I looked to my right and saw my backpack and coat shoved under a chair (many jobs don’t give us places to put them). It looked like a delicious potential escape route. I imagined it for a moment. Out into the fresh air. The wind blowing in my face. A cold fizzy water. Maybe even a lollipop (work dehydration and heating systems make me dream of lollipops, even in the dead of winter).

Then I looked to my left. I saw a full waiting room, and another ‘bus load’ arrived (a busload is ED slang for another burst of people arriving to ED at specific times, like when school ends, or the pub closes, and they all head to get mended by us). I looked up at my colleagues. I knew some hadn’t eaten or drunk despite being here for hours. They looked tired.

To hell with it. The early finish was tantalisingly close, like a desert mirage.

But I decided I would pick up another patient, who cares about finishing ‘exactly’ on time. An overrated treat I am sure. I only had a few minutes so I didn’t pick up a ‘major’ i.e. likely more complex. And I saw that at the top of the pile there was a ‘minor head injury’.

Perfect, a quick history. Make sure there are no red flags or need for a brain scan. Quick exam of brain and nerves around head and neck. Maybe painkillers. Maybe glue or stitches (if glue nurses would be kindly doing at that hospital). Good safety netting advice. Then home with a leaflet.

It was a kid who bumped their head relatively inoffensively bouncing on a trampoline. As soon as they walked in I knew they were fine from a head injury perspective. But I went to do due diligence. But there was something about the answers. The dad. Their rapport.

The dad gave me the heebie geebies. When he nipped out I asked a couple of other questions. The answers made me feel uneasy. I didn’t know what I was dealing with but I knew the kid needed help. I knew something was very off. Long story short, I fought to get a very well child admitted. And unusually, without that parent being allowed to join.

I had to fight, fight, fight for the last of the beds. I had to justify to everyone why I was doing it. And a great team. they trusted me (although that itself took about one hour of different phone calls).

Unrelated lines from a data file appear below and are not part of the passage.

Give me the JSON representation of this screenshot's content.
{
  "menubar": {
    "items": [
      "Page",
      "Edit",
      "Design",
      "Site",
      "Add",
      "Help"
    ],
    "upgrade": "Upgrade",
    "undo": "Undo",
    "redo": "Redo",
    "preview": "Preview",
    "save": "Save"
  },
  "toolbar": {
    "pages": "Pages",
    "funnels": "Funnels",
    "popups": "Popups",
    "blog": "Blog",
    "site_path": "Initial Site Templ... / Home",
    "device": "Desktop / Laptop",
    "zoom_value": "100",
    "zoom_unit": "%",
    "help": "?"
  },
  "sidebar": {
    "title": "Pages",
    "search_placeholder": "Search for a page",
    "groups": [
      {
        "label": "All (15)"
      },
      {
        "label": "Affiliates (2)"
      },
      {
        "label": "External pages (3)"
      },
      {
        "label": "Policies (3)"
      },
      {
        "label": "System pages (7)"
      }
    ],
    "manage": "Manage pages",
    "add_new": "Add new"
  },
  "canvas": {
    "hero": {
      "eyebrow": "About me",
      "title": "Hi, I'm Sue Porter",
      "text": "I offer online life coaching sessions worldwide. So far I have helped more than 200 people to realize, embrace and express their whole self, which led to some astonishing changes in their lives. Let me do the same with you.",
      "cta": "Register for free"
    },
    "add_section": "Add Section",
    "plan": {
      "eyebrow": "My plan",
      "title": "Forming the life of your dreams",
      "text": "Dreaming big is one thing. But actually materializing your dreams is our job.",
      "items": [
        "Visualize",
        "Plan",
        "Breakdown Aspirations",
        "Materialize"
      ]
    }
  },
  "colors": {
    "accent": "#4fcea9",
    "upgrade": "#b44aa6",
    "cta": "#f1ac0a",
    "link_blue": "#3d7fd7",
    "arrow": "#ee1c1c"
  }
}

It became a barrage of work. And paper work. And phone calls. It was hours later when I went home.

It turned out the kid was in serious trouble. They were being raped regularly by their dad. They were the centre of a child sex ring suffering serious exploitation.

Doctors work hard everywhere (as do all NHS staff). But the government don’t trust us. Instead of acknowledging they don’t invest in us, they try to shift the blame onto us. Very clever. If they tell you the system is broken, they can dismantle it and replace it with something that suits them. Not you.

You need good doctors. Who can redirect when they realise someone needs them. I mean really needs them. You need someone who can pull out all the stops when they recognise there is something going deeply wrong.

Don’t clip our wings. Don’t fall for this nonsense.

Because one day it will be you sitting there. Scared. Trying to look someone in the eye and tell them there is something wrong without saying it. And they need to be able to do their jobs enough to pick up on this. Without fear of recrimination. Or, let’s face it, bullying.

Remember that poem… first they came for…

Well, this is pretty much that moment. Choose wisely who you support. What you support.

The focus needs to be on better funding. More doctors. Not on bullying. Right now Javid is trying to target GPs. But not in a way that will make it better.